I can retrieve font objects for each of these strings using UIFont fontWithName:size:
.
However, when I draw text with them, the Light, Regular and Medium versions all draw exactly the same, and look like the Light version. The Bold version draws differently.
According to Font Book, each font file does contain different glyphs.
I'm completely stumped - any clues what I need to do?
[Added] Some more investigation:
NSArray *fonts = [UIFont fontNamesForFamilyName:@"Neo Sans Pro"];
for (NSString *fname in fonts) {
UIFont *font = [UIFont fontWithName:fname size:12.0];
NSLog(@"name: %@ font: %@", fname, font);
}
Running this code gives the following log output:
name: NeoSansPro-Light font: <UICFFont: 0x66304a0> font-family: "Neo Sans Pro"; font-weight: normal; font-style: normal; font-size: 12px
name: NeoSansPro-Regular font: <UICFFont: 0x66304a0> font-family: "Neo Sans Pro"; font-weight: normal; font-style: normal; font-size: 12px
name: NeoSansPro-Medium font: <UICFFont: 0x66304a0> font-family: "Neo Sans Pro"; font-weight: normal; font-style: normal; font-size: 12px
name: NeoSansPro-Bold font: <UICFFont: 0xaa06070> font-family: "Neo Sans Pro"; font-weight: bold; font-style: normal; font-size: 12px
So the three fonts that display the same really are the same. But there's four font weights and four fonts in the build.
Looks like this is the same problem as here: Including multiple fonts of the same family in an iPad application
It seems the iOS font architecture gets confused if there are multiple fonts in the same font family, and won't hand back the right font. The solution is to manually edit the font family information (using something like Font Forge to different values.
E.g. For the Neo Sans Pro Light font, set the Font family (in the PSNames and TTF Names) to "NSP Light". Do similarly for Neo Sans Pro Regular -> NSP Regular etc.
You can then refer to the font by the original name e.g. "NeoSansPro-Light"
Ugly, but it works.
Font forge looked a bit too much for me so I created a method that reads descriptions of the fonts in the fontsArray of a certain family and returns appropriate font.
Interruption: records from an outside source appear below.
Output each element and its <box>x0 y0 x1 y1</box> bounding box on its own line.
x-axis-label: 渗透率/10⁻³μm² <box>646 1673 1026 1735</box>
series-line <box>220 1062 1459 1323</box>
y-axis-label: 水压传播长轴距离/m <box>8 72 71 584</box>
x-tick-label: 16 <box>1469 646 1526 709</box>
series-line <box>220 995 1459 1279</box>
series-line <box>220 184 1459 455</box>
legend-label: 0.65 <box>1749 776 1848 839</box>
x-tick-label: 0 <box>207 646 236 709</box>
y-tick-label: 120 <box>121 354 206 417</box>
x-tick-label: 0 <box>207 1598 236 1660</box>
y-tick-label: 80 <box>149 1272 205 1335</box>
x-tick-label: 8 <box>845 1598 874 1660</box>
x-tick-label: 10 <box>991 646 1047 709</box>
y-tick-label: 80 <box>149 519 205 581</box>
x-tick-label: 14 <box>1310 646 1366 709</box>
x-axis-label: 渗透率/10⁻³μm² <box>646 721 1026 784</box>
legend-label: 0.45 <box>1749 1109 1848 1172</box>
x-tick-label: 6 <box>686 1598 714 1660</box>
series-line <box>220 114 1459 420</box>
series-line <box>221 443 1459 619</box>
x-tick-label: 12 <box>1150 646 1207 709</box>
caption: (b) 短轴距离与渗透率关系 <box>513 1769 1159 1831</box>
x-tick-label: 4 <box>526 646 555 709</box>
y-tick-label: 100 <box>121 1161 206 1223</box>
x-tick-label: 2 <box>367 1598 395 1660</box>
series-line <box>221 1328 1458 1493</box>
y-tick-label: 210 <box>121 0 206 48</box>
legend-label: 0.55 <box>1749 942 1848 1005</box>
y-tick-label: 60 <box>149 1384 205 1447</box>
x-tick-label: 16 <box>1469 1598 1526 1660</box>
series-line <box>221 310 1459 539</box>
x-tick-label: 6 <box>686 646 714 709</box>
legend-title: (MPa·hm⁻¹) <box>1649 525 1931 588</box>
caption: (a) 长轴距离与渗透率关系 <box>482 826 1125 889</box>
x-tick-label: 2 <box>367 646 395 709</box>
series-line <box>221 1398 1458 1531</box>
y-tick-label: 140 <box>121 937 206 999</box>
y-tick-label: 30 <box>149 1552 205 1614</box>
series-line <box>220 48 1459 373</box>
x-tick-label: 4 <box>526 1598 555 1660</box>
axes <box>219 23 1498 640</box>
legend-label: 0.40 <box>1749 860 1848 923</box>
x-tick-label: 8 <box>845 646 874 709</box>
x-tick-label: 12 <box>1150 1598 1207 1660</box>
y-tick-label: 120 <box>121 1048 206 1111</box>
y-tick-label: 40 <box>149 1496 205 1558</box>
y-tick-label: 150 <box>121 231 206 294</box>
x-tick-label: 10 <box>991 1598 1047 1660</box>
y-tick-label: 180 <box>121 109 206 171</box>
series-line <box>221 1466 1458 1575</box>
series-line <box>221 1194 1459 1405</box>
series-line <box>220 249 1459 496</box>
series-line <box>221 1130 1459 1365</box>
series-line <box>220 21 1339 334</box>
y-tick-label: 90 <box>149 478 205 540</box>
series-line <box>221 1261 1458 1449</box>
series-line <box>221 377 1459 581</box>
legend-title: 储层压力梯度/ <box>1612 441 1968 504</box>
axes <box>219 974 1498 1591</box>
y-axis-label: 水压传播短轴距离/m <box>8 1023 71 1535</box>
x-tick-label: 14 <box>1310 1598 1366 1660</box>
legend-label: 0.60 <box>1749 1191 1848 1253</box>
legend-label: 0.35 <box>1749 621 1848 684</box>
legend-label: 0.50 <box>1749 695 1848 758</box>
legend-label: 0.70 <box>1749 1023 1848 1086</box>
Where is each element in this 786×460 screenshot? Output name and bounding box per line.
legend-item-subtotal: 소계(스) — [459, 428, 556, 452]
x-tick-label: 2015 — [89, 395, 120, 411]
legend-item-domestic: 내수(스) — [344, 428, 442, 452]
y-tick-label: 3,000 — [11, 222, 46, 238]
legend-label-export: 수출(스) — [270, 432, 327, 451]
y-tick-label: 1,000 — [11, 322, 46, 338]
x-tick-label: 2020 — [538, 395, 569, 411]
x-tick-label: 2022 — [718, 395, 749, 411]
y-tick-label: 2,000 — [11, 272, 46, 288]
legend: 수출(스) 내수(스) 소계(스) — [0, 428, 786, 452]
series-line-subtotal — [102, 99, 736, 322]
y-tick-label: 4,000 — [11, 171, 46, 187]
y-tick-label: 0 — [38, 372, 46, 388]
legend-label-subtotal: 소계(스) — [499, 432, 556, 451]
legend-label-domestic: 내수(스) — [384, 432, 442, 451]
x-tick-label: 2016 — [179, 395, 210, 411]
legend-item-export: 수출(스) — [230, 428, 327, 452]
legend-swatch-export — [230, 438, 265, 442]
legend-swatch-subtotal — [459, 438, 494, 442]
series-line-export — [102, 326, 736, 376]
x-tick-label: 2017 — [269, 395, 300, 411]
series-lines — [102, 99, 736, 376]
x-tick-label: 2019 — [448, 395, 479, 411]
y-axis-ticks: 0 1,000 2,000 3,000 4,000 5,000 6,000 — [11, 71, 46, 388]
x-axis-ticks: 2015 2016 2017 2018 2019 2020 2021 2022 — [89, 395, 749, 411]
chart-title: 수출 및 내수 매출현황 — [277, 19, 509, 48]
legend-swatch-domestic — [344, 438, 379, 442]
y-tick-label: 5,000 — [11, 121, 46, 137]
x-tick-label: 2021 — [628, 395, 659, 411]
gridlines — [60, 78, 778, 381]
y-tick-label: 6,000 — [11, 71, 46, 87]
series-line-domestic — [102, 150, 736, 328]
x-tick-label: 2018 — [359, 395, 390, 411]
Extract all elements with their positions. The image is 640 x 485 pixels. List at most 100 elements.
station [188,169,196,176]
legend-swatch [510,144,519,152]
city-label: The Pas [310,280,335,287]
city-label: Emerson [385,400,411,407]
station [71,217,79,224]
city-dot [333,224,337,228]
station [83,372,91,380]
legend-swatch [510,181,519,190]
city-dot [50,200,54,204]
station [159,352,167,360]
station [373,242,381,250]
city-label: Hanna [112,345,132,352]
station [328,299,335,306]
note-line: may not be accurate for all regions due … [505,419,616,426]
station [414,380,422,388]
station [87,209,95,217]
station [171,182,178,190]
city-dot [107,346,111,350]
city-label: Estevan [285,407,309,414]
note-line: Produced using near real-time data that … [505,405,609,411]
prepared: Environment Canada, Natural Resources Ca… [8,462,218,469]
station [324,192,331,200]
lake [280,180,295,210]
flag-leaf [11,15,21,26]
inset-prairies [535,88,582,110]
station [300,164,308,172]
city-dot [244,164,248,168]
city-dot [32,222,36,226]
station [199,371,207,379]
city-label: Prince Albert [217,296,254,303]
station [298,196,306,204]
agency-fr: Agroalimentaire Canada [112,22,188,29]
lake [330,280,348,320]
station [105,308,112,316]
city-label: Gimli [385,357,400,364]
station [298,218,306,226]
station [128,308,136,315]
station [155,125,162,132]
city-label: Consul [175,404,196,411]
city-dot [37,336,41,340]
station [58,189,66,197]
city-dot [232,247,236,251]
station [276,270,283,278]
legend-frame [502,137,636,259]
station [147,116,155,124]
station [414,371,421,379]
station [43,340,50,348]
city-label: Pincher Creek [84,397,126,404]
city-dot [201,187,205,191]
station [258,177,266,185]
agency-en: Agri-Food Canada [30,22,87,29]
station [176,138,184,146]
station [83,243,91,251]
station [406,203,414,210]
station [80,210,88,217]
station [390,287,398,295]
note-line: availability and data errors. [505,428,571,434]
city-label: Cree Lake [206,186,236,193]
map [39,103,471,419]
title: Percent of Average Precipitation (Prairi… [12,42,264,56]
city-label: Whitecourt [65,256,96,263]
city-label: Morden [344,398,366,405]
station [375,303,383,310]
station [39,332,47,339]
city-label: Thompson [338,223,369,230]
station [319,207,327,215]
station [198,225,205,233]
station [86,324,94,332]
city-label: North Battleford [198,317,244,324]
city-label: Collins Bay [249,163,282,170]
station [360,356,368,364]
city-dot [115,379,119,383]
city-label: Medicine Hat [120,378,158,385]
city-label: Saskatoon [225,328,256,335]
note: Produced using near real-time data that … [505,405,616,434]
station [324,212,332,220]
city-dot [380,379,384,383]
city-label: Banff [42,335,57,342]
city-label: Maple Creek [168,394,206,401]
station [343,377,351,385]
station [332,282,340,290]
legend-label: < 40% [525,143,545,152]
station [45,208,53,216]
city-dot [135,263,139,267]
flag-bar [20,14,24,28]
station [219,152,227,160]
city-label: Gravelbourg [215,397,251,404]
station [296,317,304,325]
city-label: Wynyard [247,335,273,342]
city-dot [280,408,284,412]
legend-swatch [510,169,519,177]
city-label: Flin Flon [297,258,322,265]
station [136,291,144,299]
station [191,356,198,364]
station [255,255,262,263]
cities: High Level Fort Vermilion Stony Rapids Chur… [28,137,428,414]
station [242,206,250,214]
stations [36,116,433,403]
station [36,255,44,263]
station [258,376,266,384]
- (UIFont*) getFontWithFamilyName:(NSString*)familyName bold:(Boolean)bold italic:(Boolean)italic size:(uint)size {
NSArray *fonts = [UIFont fontNamesForFamilyName:familyName];
for (NSString *fname in fonts) {
UIFont *font = [UIFont fontWithName:fname size:size];
Boolean isBold = [[font description] rangeOfString:@"bold"].location != NSNotFound;
Boolean isItalic = [[font description] rangeOfString:@"italic"].location != NSNotFound;
if (isBold == bold && isItalic == italic) {
return font;
}
}
//-- font was not found, provide system font bold or normal
if (bold) {
return [UIFont boldSystemFontOfSize:size];
} else {
return [UIFont systemFontOfSize:size];
}
}
I was using a Google font named Arvo. It had the following files:
- Arvo-Regular.ttf
- Arvo-Bold.ttf
- Arvo-BoldItalic.ttf
- Arvo-Italic.ttf
These names were added into my app's info.plist but for some reason, my app could only read the bold, bolditalic, and italic fonts. It couldn't read the regular font when i tried to load it. However, after printing out the font names, it came out that Arvo-Regular was recognized as Arvo in my app.